Analisando os vários papéis e problemas decorrentes do envolvimento dos atores com fins lucrativos na EeE, identificamos e analisamos as tensões relacionadas com: o financiamento privado da EeE; a necessidade de flexibilidade e rapidez na resposta; o apoio do setor privado no acesso a tecnologia e a inovação; o provisionamento escolar através das parcerias do setor público e privado e escolas privadas de baixo custo; e o envolvimento do setor privado na formulação de políticas e advocacy.

Defendemos o direito mais amplo à educação e a concretização do ODS4 esboçando sete recomendações principais para os governos, doadores e atores não governamentais para assegurar a eficácia da participação do setor privado na EeE.

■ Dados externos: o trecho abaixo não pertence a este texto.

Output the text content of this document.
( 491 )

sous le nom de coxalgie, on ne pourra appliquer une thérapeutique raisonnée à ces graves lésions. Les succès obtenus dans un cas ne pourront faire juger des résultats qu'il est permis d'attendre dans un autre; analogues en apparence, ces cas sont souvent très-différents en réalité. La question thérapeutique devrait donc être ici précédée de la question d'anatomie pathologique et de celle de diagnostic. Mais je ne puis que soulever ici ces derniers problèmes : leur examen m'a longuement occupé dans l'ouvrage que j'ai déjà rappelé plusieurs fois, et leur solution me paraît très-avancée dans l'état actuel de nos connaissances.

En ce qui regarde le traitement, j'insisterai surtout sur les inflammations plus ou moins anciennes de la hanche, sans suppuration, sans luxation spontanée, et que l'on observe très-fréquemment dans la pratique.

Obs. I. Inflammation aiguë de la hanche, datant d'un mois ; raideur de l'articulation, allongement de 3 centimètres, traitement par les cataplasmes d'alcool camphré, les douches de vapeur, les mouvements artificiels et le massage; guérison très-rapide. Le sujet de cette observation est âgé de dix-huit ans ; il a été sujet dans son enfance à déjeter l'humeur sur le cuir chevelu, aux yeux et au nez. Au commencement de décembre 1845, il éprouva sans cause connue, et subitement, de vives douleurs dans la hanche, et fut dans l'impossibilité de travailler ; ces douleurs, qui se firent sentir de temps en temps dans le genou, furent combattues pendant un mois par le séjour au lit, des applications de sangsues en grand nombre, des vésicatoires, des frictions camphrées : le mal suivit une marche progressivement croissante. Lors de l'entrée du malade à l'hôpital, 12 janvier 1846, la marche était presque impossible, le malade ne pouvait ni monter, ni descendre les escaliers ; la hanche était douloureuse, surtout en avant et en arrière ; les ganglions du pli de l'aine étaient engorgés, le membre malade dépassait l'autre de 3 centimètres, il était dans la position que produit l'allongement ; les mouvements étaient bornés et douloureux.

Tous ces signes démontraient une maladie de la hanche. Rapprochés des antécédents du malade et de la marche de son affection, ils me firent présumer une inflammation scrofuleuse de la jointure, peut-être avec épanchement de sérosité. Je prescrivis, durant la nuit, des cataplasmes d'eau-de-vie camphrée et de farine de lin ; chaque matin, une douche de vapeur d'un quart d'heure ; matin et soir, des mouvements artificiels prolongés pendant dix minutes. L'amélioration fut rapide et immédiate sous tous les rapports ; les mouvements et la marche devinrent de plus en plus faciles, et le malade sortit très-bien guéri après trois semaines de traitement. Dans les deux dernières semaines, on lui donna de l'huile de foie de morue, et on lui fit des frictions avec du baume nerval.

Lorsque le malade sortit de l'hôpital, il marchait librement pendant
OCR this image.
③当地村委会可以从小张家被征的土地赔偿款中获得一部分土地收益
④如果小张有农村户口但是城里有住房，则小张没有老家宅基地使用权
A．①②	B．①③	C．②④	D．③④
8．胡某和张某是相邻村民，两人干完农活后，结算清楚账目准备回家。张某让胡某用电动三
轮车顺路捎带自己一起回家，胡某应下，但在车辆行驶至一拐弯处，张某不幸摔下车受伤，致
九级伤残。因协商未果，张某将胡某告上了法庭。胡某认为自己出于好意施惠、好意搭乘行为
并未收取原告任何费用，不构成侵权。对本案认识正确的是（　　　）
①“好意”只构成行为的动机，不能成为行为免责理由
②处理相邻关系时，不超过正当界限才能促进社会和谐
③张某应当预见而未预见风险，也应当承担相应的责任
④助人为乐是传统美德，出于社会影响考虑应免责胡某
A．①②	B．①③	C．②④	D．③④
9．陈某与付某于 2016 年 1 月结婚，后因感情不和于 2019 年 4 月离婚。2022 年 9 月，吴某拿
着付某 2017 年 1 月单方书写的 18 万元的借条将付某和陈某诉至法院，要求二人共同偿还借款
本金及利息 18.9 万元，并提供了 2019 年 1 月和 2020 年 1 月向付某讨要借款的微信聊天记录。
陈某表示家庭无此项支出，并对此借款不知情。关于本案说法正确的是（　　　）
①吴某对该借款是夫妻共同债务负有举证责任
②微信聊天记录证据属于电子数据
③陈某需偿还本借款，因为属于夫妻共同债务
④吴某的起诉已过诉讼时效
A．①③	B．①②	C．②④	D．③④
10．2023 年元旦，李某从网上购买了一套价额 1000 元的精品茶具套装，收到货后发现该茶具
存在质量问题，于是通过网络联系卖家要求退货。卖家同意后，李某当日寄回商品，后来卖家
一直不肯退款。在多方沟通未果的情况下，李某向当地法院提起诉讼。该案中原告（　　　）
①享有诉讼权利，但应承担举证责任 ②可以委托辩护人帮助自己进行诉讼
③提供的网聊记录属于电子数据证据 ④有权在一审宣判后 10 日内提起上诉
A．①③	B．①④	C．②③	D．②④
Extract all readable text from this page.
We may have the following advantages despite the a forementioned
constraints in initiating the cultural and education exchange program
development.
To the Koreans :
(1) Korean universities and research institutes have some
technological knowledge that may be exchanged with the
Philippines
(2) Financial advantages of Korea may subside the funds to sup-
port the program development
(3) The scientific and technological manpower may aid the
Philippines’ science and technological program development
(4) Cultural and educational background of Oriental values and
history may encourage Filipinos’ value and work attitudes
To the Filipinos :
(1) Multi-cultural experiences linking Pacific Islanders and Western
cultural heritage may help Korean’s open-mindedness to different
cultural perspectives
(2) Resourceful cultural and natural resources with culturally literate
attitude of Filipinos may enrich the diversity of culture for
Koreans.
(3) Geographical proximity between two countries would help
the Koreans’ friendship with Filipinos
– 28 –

Recomendações-chave para a participação do setor privado na EeE:

  • Priorizar o princípio da intervenção humanitária de "não causar dano".  Todas as atividades do setor privado na EeE devem aderir ao princípio de "não causar dano" e assegurar os direitos educativos das populações afetadas.
  • Priorizar a participação das comunidades afetadas.  Sem um contributo ativo da comunidade, as intervenções apoiadas por empresas arriscam que o desenvolvimento e a implementação dos seus programas estejam desalinhados com os interesses e os sistemas de conhecimento local, o que leva a baixos resultados escolares e a práticas potencialmente discriminatórias que produzem, mantêm ou exacerbam o conflito.
  • Apoiar a sustentabilidade a longo prazo da educação pública.  O envolvimento eficaz do setor privado na EeE exige um compromisso prolongado e contínuo com a educação pública.
  • Regulamentar as atividades do setor privado. Os atores privados envolvidos na educação em situações de emergência devem ser regulados pelo Estado e manter-se fiéis aos mesmos princípios de prestação de contas que são observados por outros atores não-governamentais e agências/entidades do estado, em linha com os requisitos dos direitos humanos internacionais legalmente vinculativos, para assegurar a qualidade, equidade e o acesso, especialmente no que diz respeito aos alunos/as e famílias afetadas pelas crises.
  • Promover transparência das atividades com fins lucrativos.  A transparência relativa às condições de financiamento e às atividades com fins lucrativos, tais como a criação de novos mercados para venda de produtos, associação da marca e avaliação de produto, podem ajudar a identificar os conflitos de interesse que contrariam o princípio de “não causar dano”. 
  • Assegurar que o financiamento privado da EeE é transparente, equitativo e harmonizado.  Quando os recursos humanos, financeiros e materiais não conseguem corresponder às necessidades educativas, o envolvimento com os atores privados pode ser uma opção, e em alguns casos, até mesmo uma necessidade. No entanto, o financiamento privado da EeE não pode comprometer a responsabilidade do Estado de oferecer uma educação de qualidade e gratuita a todas as crianças e jovens. Além disso, é necessário um financiamento sustentado e previsível para causar impacto na EeE, em que o financiamento privado de emergência seja harmonizado com acordos de financiamento a longo prazo e estratégias de saída.
  • Desenvolver orientações específicas sobre a participação do setor privado na EeE.  Dadas as especificidades da participação do setor privado no domínio da EeE, um complemento aos princípios de Abidjan que abordam diretamente estas questões ajudam a clarificar as expetativas para as respostas dos Estado e do setor privado nessas situações.

  As opiniões manifestadas nesta publicação são da responsabilidade das autoras.

 Francine Menashy é Professora Associada do Departamento de Liderança na Educação da Universidade de Massachusetts, em Boston.

 Zeena Zakharia é uma Professora Auxiliar de Política Educativa Internacional na Universidade de Maryland, College Park.